RECENT RESEARCH INVOLVING THE SATA:



Len TK, Neary JP. (2011). Cerebrovascular pathophysiology following mild traumatic brain injury. Clinical Physiology and Functional Imaging 31(2): 85 - 93.

Mild traumatic brain injury (mTBI) or sport-induced concussion has recently become a prominent concern not only in the athletic setting (i.e. sports venue) but also in the general population. The majority of research to date has aimed at understanding the neurological and neuropsychological outcomes of injury as well as return-to-play guidelines. Remaining relatively unexamined has been the pathophysiological aspect of mTBI. Recent technological advances including transcranial Doppler ultrasound and near infrared spectroscopy have allowed researchers to examine the systemic effects of mTBI from rest to exercise, and during both asymptomatic and symptomatic conditions. In this review, we focus on the
current research available from both human and experimental (animal) studies surrounding the pathophysiology of mTBI. First, the quest for a unified definition of mTBI, its historical development and implications for future research is discussed. Finally, the impact of mTBI on the control and regulation of cerebral blood flow, cerebrovascular reactivity, cerebral oxygenation and neuroautonomic cardiovascular regulation, all of which may be compromised with mTBI, is discussed.

Len TK, Neary JP, Asmundson GJG, Goodman DG, Bjornson B, Bhambhani YN. (2011). Cerebrovascular reactivity impairment following sport-induced concussion. Medicine & Science in Sports & Exercise 43(12): 2241-48..

PURPOSE: This study evaluated cerebrovascular reactivity (CVR) following a sport-induced concussion, also referred to as mild traumatic brain injury (mTBI), by monitoring middle cerebral artery blood velocity (vMCA) with transcranial Doppler ultrasonography (TCD) and simultaneous end-tidal carbon dioxide (PETCO2) measurements. METHODS: Thirty-one athletes (16 - 25 years old) participated in this study. The participants were divided into two groups - healthy (n = 21) and mTBI (n = 10). Participants in the mTBI group suffered a mTBI within the last seven days (x = 4.5 ± 1.1 days). Outcome measures included vMCA and PETCO2 in response to breath-holding (5 × 20 seconds, 40 seconds rest) and hyperventilation (5 × 20 seconds, 40 seconds rest). RESULTS: Resting vMCA values between groups were not significantly different. Percentage change of vMCA was significantly different following the recovery period of the second hyperventilation (P = 0.034). mTBI subjects failed to return to resting levels following each breath-hold.

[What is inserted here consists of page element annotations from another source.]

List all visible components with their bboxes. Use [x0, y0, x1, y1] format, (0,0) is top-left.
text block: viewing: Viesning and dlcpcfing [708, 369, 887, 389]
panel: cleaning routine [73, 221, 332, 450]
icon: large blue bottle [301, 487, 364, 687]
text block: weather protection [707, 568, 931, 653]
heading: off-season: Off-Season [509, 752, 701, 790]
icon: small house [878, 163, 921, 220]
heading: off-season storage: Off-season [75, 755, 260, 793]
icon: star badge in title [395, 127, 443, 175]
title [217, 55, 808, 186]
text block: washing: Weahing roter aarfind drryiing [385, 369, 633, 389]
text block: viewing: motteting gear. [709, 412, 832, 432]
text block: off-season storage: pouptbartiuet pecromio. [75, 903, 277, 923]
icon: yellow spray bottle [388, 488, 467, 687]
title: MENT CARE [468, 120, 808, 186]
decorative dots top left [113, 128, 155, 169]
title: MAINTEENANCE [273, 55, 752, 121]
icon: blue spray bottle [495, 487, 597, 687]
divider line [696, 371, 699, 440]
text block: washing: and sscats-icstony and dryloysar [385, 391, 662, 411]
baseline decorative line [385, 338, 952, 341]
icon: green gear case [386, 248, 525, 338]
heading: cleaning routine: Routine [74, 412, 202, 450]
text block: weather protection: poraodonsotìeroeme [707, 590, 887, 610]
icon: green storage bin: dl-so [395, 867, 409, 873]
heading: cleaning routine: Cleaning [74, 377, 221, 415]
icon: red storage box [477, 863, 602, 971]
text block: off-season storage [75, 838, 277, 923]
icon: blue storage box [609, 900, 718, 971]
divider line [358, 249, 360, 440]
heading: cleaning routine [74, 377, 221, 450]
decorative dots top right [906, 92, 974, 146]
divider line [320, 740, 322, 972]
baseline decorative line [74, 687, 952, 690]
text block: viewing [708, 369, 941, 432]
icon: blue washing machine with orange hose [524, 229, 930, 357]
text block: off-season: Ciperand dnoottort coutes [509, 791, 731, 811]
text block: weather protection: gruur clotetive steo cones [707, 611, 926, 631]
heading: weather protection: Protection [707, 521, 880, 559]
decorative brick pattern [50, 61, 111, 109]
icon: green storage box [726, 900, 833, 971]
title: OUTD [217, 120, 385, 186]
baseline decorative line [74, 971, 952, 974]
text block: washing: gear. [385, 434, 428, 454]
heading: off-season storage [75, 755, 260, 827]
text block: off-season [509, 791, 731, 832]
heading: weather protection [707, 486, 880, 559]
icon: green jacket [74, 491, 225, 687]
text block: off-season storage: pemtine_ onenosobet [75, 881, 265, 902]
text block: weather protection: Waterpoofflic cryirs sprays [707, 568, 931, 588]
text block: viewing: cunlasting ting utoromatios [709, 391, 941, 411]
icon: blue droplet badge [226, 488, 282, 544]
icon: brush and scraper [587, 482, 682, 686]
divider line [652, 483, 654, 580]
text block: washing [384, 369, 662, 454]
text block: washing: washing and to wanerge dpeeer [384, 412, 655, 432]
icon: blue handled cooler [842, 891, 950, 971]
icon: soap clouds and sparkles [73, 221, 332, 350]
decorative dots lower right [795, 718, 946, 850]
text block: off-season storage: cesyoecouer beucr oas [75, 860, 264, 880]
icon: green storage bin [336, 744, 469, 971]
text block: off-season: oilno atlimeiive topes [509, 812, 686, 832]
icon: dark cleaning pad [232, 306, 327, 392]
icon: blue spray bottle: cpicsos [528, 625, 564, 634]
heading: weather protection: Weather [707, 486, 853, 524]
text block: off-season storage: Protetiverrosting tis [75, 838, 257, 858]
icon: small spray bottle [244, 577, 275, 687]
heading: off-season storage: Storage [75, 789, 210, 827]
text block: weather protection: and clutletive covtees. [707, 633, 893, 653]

End-tidal CO2 changes mirrored the vMCA changes. CONCLUSION: These data suggest that normal CVR responses may be disrupted in the days immediately following occurrence of mTBI. Transcranial Doppler ultrasonography combined with expired gas measurements provides a useful method for assessing CVR impairment following mTBI. Further research, including serial monitoring following mTBI and analysis of CVR response to exercise, is warranted before any firm conclusions can be drawn.